Glimmer : Mika. Zerre. Azıcık miktar. Parıldamak. Parıltı. Donuk ışık. Hafif ışık. Işık vermek (hafif). Seziş.

Discoursing : Muhavere. Söylev vermek. Karşılıklı konuşma. İşlemek. Üzerinde durmak. Mükaleme. Konuşmak.

Gibes : İncitici söz. Dalga geçmek. İncitici söz söylemek. Alay. Dokunaklı söz söylemek. Taş. Dokunaklı söz. Alay etmek. Dalga geçme.

Referred : Ait saymak. Ait olmak. İma etmek. İlgili olmak. Kastetmek. Atfetmek. Başvurmak. Bakmak.

Invoke : Dua etmek. Başlatmak (yürütmeye). Başvurmak. Yardım istemek. Çağırmak. Yakarmak. Hatırlatmak. (tanrıya) yakarmak. Dilemek.

Citing : Takdiri açıklamak. Atıfta bulunmak. Celbetmek. Alıntı yapmak. Referans vermek. Aktarmak. Mahkemeye çağırmak. Çağırmak (mahkemeye).

Think of : Yad etmek. Aklına gelmek.

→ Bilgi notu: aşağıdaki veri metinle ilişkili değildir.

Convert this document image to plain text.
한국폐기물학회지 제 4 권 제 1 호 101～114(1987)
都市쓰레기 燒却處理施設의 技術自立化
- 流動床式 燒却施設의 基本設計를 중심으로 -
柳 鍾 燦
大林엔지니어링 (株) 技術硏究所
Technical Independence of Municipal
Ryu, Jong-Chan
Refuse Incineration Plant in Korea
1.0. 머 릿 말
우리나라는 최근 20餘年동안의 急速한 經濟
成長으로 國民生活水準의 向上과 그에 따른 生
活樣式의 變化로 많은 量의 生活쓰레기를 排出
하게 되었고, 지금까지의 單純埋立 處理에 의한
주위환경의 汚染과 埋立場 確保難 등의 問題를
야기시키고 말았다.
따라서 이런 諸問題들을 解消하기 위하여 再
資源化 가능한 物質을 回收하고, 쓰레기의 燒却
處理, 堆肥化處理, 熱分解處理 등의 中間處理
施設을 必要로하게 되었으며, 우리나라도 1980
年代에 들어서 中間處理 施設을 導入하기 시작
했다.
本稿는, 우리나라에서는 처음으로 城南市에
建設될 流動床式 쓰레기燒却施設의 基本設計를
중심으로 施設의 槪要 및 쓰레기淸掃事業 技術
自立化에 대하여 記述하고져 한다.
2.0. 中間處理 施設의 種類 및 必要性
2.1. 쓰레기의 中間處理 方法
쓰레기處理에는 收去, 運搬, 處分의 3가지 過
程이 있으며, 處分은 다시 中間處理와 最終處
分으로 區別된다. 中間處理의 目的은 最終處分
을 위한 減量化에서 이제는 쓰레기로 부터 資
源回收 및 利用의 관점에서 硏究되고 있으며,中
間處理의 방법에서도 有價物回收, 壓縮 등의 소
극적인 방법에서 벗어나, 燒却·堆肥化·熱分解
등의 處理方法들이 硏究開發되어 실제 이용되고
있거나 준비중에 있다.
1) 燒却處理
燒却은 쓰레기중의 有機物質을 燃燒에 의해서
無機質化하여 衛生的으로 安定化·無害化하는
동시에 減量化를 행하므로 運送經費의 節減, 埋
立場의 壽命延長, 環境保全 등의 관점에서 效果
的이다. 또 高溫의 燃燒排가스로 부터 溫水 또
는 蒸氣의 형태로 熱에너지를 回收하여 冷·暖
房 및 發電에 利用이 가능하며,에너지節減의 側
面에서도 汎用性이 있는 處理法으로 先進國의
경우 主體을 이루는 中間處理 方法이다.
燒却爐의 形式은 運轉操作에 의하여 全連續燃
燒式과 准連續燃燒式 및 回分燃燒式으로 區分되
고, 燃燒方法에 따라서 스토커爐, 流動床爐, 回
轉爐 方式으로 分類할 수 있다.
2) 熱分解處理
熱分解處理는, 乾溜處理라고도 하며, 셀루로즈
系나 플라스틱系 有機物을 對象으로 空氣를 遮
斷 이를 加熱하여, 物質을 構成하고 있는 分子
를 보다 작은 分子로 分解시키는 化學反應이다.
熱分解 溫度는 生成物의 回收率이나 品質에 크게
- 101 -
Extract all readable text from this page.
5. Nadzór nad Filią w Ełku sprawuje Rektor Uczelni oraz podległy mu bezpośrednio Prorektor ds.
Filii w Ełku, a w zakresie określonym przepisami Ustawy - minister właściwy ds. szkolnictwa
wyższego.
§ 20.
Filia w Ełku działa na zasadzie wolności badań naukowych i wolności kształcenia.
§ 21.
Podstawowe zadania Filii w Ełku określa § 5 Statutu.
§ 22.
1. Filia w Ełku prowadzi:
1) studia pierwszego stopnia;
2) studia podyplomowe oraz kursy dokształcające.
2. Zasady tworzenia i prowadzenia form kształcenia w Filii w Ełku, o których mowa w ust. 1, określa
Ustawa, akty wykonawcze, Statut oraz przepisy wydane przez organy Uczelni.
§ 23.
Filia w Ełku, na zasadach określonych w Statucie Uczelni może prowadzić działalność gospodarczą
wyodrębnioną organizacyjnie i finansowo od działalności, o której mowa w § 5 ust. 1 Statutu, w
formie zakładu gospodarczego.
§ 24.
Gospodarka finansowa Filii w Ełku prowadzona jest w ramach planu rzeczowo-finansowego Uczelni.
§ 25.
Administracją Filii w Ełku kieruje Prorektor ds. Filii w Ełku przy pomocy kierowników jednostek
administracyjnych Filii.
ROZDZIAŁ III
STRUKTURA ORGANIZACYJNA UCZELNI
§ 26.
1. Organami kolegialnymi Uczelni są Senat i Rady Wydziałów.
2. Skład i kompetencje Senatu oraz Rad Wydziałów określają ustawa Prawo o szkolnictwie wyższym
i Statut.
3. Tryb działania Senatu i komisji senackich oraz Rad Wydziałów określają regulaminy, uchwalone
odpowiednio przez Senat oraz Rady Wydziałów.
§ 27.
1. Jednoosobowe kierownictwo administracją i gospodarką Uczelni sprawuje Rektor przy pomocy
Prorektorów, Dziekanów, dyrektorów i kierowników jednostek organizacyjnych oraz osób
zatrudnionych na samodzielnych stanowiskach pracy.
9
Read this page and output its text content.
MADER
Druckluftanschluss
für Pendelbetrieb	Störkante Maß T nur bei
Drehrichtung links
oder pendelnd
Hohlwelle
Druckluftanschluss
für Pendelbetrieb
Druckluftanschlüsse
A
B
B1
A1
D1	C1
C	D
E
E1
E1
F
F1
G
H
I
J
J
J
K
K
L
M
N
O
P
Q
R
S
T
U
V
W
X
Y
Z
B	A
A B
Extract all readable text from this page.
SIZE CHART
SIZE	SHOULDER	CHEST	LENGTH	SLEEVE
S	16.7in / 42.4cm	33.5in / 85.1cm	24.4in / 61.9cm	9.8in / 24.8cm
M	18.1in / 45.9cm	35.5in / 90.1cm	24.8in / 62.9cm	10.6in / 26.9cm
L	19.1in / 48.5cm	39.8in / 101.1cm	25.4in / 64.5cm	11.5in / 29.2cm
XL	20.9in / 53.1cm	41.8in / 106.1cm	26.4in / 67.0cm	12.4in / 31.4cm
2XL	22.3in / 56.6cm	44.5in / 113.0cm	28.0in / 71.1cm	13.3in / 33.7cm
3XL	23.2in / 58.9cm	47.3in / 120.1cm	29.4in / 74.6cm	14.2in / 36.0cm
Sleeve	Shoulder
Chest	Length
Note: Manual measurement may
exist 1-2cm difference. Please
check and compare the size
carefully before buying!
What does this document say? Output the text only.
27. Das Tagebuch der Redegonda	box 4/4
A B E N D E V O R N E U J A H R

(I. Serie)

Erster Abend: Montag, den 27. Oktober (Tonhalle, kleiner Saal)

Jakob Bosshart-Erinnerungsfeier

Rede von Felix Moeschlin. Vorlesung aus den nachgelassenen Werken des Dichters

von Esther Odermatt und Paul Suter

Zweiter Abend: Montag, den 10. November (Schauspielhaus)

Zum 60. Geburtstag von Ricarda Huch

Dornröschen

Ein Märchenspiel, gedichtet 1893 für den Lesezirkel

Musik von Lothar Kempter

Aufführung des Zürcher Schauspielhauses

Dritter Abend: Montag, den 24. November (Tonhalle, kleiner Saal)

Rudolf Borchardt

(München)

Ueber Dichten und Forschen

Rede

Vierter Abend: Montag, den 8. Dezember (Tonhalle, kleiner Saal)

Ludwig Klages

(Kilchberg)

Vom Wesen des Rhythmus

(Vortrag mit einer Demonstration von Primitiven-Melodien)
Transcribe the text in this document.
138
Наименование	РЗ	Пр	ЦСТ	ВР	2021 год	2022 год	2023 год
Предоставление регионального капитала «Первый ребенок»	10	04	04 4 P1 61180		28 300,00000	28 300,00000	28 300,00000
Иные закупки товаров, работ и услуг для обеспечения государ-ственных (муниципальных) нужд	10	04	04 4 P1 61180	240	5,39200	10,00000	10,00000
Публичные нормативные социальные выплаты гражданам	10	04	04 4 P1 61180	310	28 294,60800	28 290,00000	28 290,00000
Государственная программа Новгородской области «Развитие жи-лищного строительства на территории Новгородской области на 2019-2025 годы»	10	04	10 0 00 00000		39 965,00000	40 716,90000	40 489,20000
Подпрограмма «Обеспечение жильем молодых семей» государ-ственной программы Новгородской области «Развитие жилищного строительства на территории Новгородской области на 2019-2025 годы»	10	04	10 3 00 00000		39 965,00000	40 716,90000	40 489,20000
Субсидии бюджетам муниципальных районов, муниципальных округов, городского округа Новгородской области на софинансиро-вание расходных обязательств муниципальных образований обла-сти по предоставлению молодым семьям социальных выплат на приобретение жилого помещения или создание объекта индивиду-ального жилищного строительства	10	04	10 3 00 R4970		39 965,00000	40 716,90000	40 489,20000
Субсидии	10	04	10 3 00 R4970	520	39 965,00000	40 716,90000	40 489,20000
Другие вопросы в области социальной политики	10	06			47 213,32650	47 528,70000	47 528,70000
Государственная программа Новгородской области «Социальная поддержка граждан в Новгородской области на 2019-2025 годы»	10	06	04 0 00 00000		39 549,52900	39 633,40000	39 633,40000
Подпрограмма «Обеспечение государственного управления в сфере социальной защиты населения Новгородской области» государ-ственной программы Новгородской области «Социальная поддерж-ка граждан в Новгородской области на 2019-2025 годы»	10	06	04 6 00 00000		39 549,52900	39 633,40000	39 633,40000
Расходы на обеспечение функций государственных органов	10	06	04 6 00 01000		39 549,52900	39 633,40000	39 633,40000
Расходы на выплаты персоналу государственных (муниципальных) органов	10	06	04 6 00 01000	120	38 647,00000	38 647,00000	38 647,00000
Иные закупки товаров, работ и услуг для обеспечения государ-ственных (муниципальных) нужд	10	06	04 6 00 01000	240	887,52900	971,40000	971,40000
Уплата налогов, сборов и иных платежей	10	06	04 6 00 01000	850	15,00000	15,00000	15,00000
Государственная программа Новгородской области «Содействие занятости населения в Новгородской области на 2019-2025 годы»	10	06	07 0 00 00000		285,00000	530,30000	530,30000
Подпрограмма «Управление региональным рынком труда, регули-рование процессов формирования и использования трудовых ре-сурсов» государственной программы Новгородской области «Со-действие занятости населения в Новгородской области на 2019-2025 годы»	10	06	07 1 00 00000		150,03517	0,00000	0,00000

Tasarlamak. Fikirleşmek. Düşünmek. Hakkında düşünmek. Aklına getirmek. Aklından geçirmek. Hesaba katmak. Düşünmek (bir şey yapmayı).

Allusions : Dokundurma. Anıştırma. Kinaye. Gönderme. Laf çaktırma. Bahis. İmleme. Zikir. Taş.

Adverted synonyms : speak of the devil, discourses, brush, spoke to, glance at, alludes, discourse, cites, connotations, deals, allusion, drag up, mean, eyewink, advt, make mention of, drop a hint, mentions, avows, unfavorable, unfavourable, commend, gibing, commercial message, chew over, commemorates, touch on, advertisement, annunciation, ballyhoos, connotation, dealt, adumbrations.

Adverted zıt anlamlı kelimeler, Adverted kelime anlamı

Favorable : Bir ölçek sınarının dile getirdiği tutuma katılan ya da olumlu yanıt veren kişi ya da bir sınarı onaylayan görüş, bk. karşı. Ahım şahım. Tatminkar. İyi. Müsait. Lehte. Avantajlı. Lütufkar. Taraftar. Uygun.

Undeclared : Açıklanmamış. Açığa vurulmamış. Bildirilmemiş. Beyan edilmemiş. Beyan edilmeyen.